When I use MS to tune topi’s winograd_conv2d_nhwc op, it could never found a valid schedule. The output is like this:

 ID | Name |       FLOP | Weight | Speed (GFLOPS) | Latency (us) | Weighted Latency (us) | Trials | Done
---------------------------------------------------------------------------------------------------------
  0 | main | 2348810240 |      1 |            N/A |          N/A |                   N/A |    512 |
---------------------------------------------------------------------------------------------------------

I use the latest TVM 7eb45e commit.

Another issue is that if I tune the winograd_conv2d without pre-computing the kernel, i.e., with “HWIO” kernel layout, I got the following error:

  4: tvm::meta_schedule::TaskSchedulerNode::Tune(tvm::runtime::Array<tvm::meta_schedule::TuneContext, void>, tvm::runtime::Array<tvm::FloatImm, void>, int, int, int, tvm::meta_schedule::Builder, tvm::meta_schedule::Runner, tvm::runtime::Array<tvm::meta_schedule::MeasureCallback, void>, tvm::runtime::Optional<tvm::meta_schedule::Database>, tvm::runtime::Optional<tvm::meta_schedule::CostModel>)
  3: tvm::meta_schedule::PostOrderApplyNode::GenerateDesignSpace(tvm::IRModule const&)
  2: tvm::meta_schedule::CrossThreadReductionNode::Apply(tvm::tir::Schedule const&, tvm::tir::BlockRV const&)
  1: tvm::meta_schedule::CrossThreadReductionNode::GetThreadIdxExtentFromTrace(tvm::tir::Trace const&)
  0: tvm::runtime::Array<tvm::runtime::ObjectRef, void>::operator[](long) const
  File "/mnt/source/blade_new_gemm/tvm/include/tvm/runtime/container/array.h", line 414
InternalError: Check failed: (0 <= i && i < p->size_) is false: IndexError: indexing 3 on an array of size 3

I am sure that the layout and the TE compute code are right as I verified them by building and executing them directly on LLVM target.

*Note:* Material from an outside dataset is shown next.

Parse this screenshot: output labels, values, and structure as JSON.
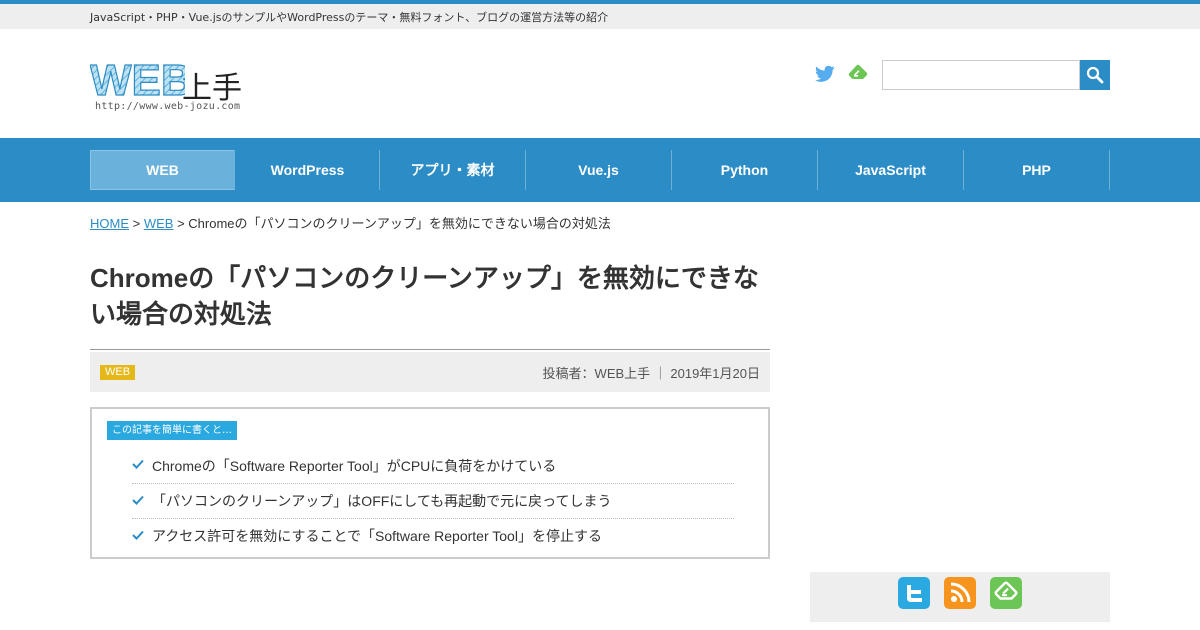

Also, the conv shapes are like follows:

N, H, W, C = 1, 64, 64, 320
O, h, w = 320, 3, 3
P, S = 1, 1
dev = tvm.cuda()
dtype = "float16"
use_winograd = False
pre_computed = False

data = te.placeholder((N, H, W, C), dtype=dtype, name="inputs")
if not use_winograd:
    kernel_shape = (O, h, w, C)
else:
    if pre_computed:
        tile_size = 4
        kernel_shape = (h - 1 + tile_size, w - 1 + tile_size, C, O)
    else:
        kernel_shape = (h, w, C, O)
kernel = te.placeholder(kernel_shape, dtype=dtype, name="weights")
bias = te.placeholder((O, ), dtype=dtype, name="bias")

I also meet problem on metaschedule tuning with conv2d_winograd, do you success?